Wednesday, July 18, 2007

BBC Jazz Awards

This year's BBC Jazz Awards seem to have created more controversy than ever. Dave Gelly in the Observer has a go at what were probably two of the most important awards, to best group (Finn Peters) and best album (Neil Cowley), while only really loving one artist, the relatively retro Simon Spillett for Rising Star. Meanwhile, Tom Arthurs writes a thoughtful blog raising the issue more about the way in which some good music was presented at the award and a tendency towards show business razzmatazz.
I would certainly agree with some of Tom's criticisms about the way in which the music is presented. I think something more akin to the BBC World Music Awards would be appropriate: announce the winners in advance and then have a celebration concert. I don't quite know what the ceremony is supposed to achieve.

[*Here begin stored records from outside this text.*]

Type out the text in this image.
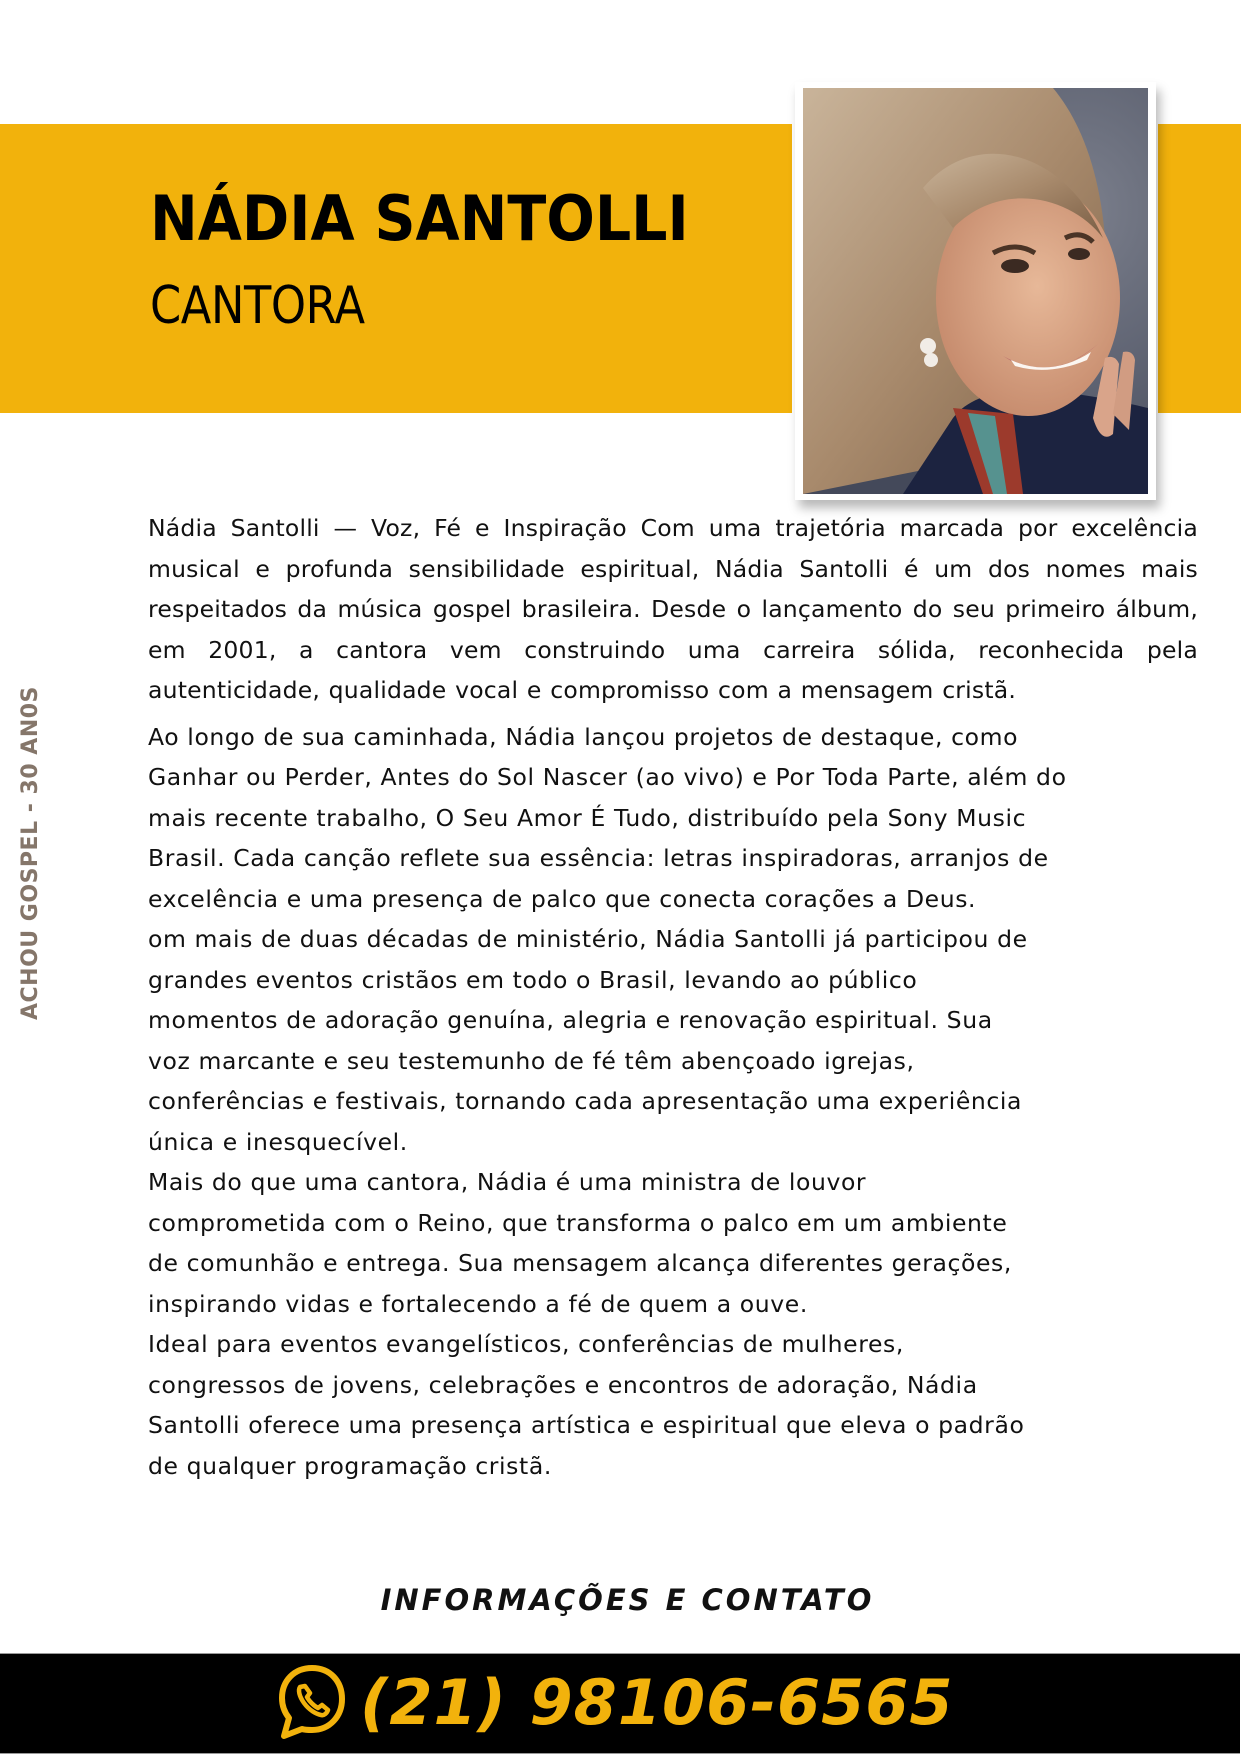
NÁDIA SANTOLLI
CANTORA
ACHOU GOSPEL - 30 AN0S

Nádia Santolli — Voz, Fé e Inspiração Com uma trajetória marcada por excelência musical e profunda sensibilidade espiritual, Nádia Santolli é um dos nomes mais respeitados da música gospel brasileira. Desde o lançamento do seu primeiro álbum, em 2001, a cantora vem construindo uma carreira sólida, reconhecida pela autenticidade, qualidade vocal e compromisso com a mensagem cristã.

Ao longo de sua caminhada, Nádia lançou projetos de destaque, como
Ganhar ou Perder, Antes do Sol Nascer (ao vivo) e Por Toda Parte, além do
mais recente trabalho, O Seu Amor É Tudo, distribuído pela Sony Music
Brasil. Cada canção reflete sua essência: letras inspiradoras, arranjos de
excelência e uma presença de palco que conecta corações a Deus.

om mais de duas décadas de ministério, Nádia Santolli já participou de
grandes eventos cristãos em todo o Brasil, levando ao público
momentos de adoração genuína, alegria e renovação espiritual. Sua
voz marcante e seu testemunho de fé têm abençoado igrejas,
conferências e festivais, tornando cada apresentação uma experiência
única e inesquecível.

Mais do que uma cantora, Nádia é uma ministra de louvor
comprometida com o Reino, que transforma o palco em um ambiente
de comunhão e entrega. Sua mensagem alcança diferentes gerações,
inspirando vidas e fortalecendo a fé de quem a ouve.

Ideal para eventos evangelísticos, conferências de mulheres,
congressos de jovens, celebrações e encontros de adoração, Nádia
Santolli oferece uma presença artística e espiritual que eleva o padrão
de qualquer programação cristã.

INFORMAÇÕES E CONTATO
(21) 98106-6565
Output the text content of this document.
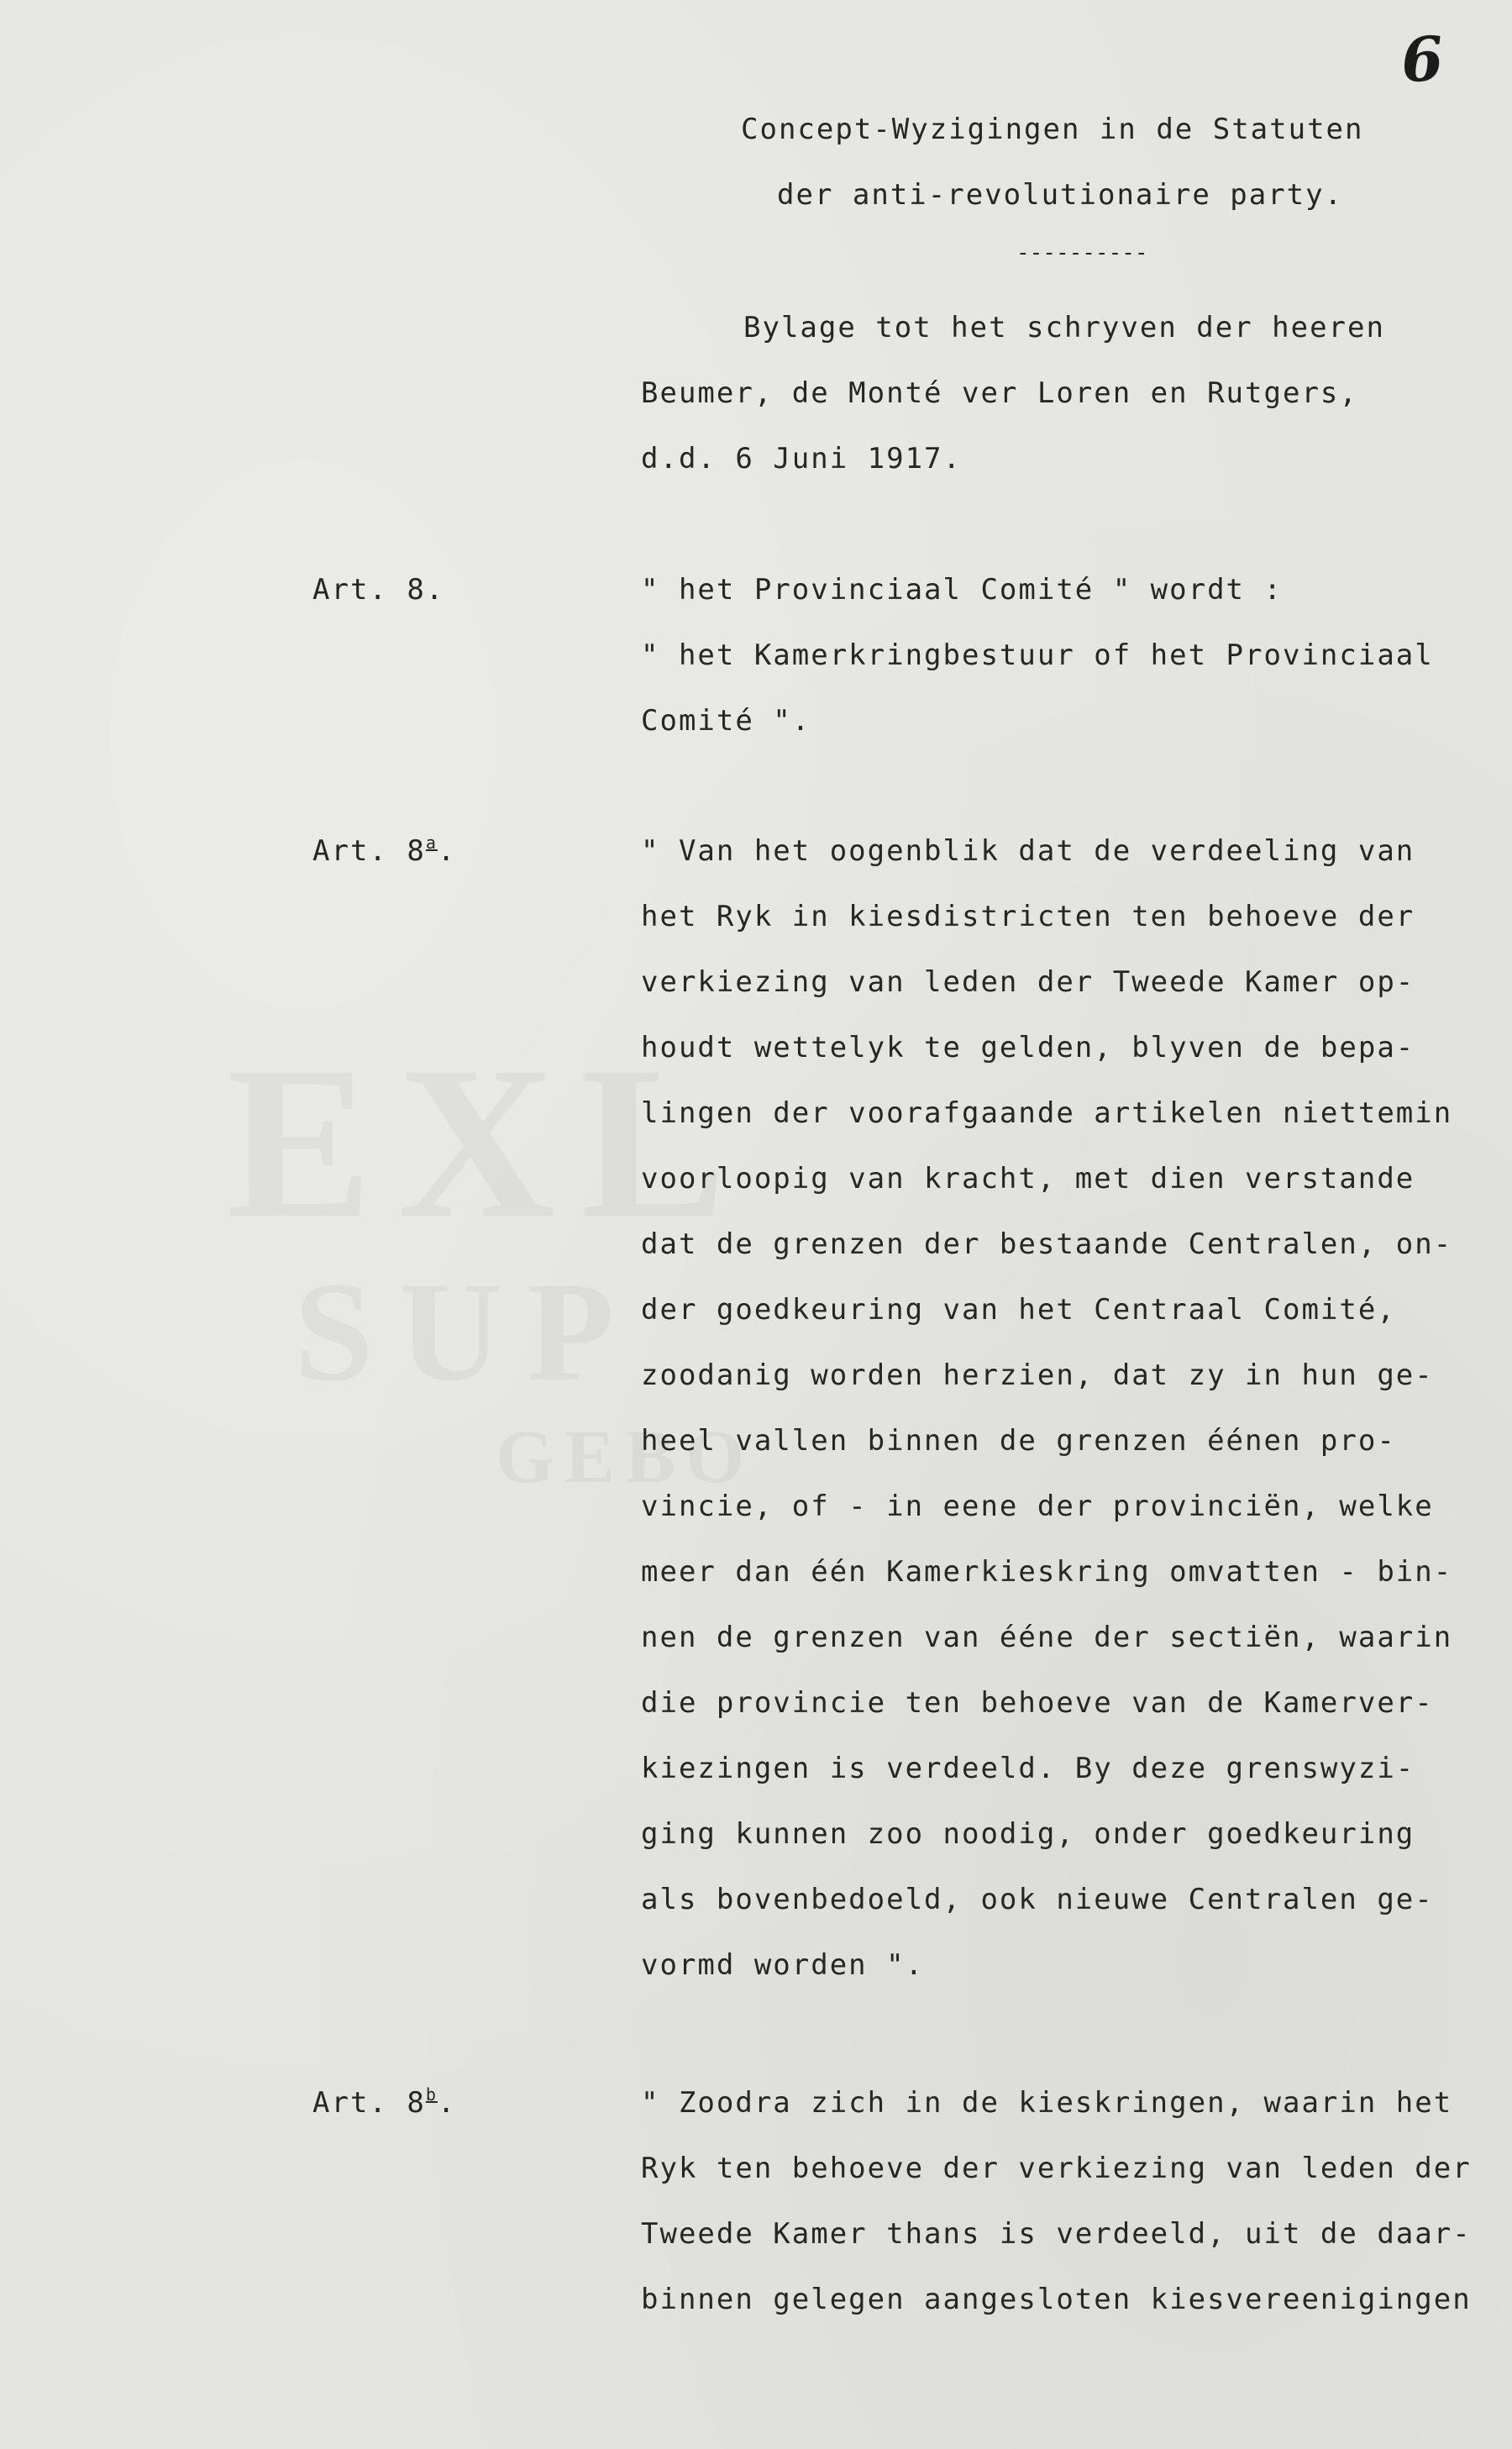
EXL
SUP
GEBO
6
Concept-Wyzigingen in de Statuten
der anti-revolutionaire party.
----------
Bylage tot het schryven der heeren
Beumer, de Monté ver Loren en Rutgers,
d.d. 6 Juni 1917.
Art. 8.	" het Provinciaal Comité " wordt :
" het Kamerkringbestuur of het Provinciaal
Comité ".
Art. 8$^a$.	" Van het oogenblik dat de verdeeling van
het Ryk in kiesdistricten ten behoeve der
verkiezing van leden der Tweede Kamer op-
houdt wettelyk te gelden, blyven de bepa-
lingen der voorafgaande artikelen niettemin
voorloopig van kracht, met dien verstande
dat de grenzen der bestaande Centralen, on-
der goedkeuring van het Centraal Comité,
zoodanig worden herzien, dat zy in hun ge-
heel vallen binnen de grenzen éénen pro-
vincie, of - in eene der provinciën, welke
meer dan één Kamerkieskring omvatten - bin-
nen de grenzen van ééne der sectiën, waarin
die provincie ten behoeve van de Kamerver-
kiezingen is verdeeld. By deze grenswyzi-
ging kunnen zoo noodig, onder goedkeuring
als bovenbedoeld, ook nieuwe Centralen ge-
vormd worden ".
Art. 8$^b$.	" Zoodra zich in de kieskringen, waarin het
Ryk ten behoeve der verkiezing van leden der
Tweede Kamer thans is verdeeld, uit de daar-
binnen gelegen aangesloten kiesvereenigingen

If it's to get TV interest, then that's certainly failed. If it's to be humorous then it's palpably embarrassing. I don't think that most people would feel proud to be celebrated by being handed a lump of plastic and £90 performance fee for the recording. Certainly inadequate.
Funnily enough the list of winners and nominees is a lot better than it was last year, when Stacey Kent/Jim Tomlinson beat Polar Bear,Acoustic Ladyland and Partisans for best album and Jools Holland was Radio 2 Artist. I have a few small criticisms, especially about some of the signals that the awards give to the scene. Fine singer though Ian Shaw is (and a great mate, as I attend most of his Vortex gigs), I don't understand why the vocalist award nominees just included three past winners. Is that because there's no-one better and that the imaginative new singers like Christine Tobin don't have a chance. There are those out there like Barb Jungr and Julia Biel who are really trying to make an impression.
Simon Spillett might be justified in being nominated but again there is a negative signal from his victory. Backward looking imitation is to be rewarded in preference to those taking the past by the scruff of the neck and trying to take music forwards (such as is the case with Tom and James Allsopp).
Generally, the question that I ask myself is whether the winners are overall good for British jazz. I have my biases of course, but it comes out quite well from that regard.
There are gaps that must be filled over the next few years. No awards till now for Evan Parker or Kenny Wheeler particularly stand out as an aberration. Then there are important younger artists such as Django Bates. Almost totally forgotten about here (though not in Copenhagen where he has now moved to).
A good quality award structure has relevance. But not if the event is as downmarket as it is, and not if the glaring gaps never get filled.
British jazz is on a roll at present. Congratulations to Empirical on their prize at the North Sea Jazz Festival. (It was so important to them, that Nathaniel Facey performed like a dream for Billy Jenkins at Margate with just one hour's sleep.) Basquiat Strings will do our music proud at the Mercury Prize show. It's just that the BBC Jazz Awards are getting out of step with where the energy is and how the music is moving forwards. A few tweaks might be able to solve it. Heaven forbid that my ideas should rule - though I'd be happy to tell them if they wanted.
By the way, congratulations to Finn and Julian Siegel in particular. Great to have had a small help in getting you to your awards.

2 comments:

Anonymous said...

Not sure about this notion of taking the music forward - it seems to imply that jazz is some kind of fashion-driven form, with ideas dropping onto a conveyor belt then falling off the end to make room for others. This was probably true even in the fairly recent past, but the observable truth is that jazz is now a set of surprisingly diverse idioms, some newer than others, evolving in parallel. You seem to be implying that all new developments have to be formal, but shouldn't we also celebrate fresh new content within established forms? If classical composers still produce string quartets, symphonies and requiems, is that also 'retro', or is it because these forms are robust and still open to internal development, as is the case with Simon Spillett's take on hard bop? Or are jazz audiences supposed to be too thick to be able to distinguish between form and content?

Babel blog said...

Simon Spillett's approach is actually about content rather than form. Jazz musicians are actually using the same form and line-ups as they have for many years - they are still using piano trios, big bands, quartets with bass and drums etc. It's about the writing as much as the execution. Someone who tries to write string quartets in the style of Beethoven would be dismissed as pastiche. I respect entirely people who perform the classics, but to give awards solely to these people is not what jazz itself is about.
Last Thursday, I was a gig where bands were led by the two "losers" in the Rising Star awards (Tom Arthurs and James Allsopp). Amazing music with classic line-ups (trumpet, bass drums and piano/saxophone).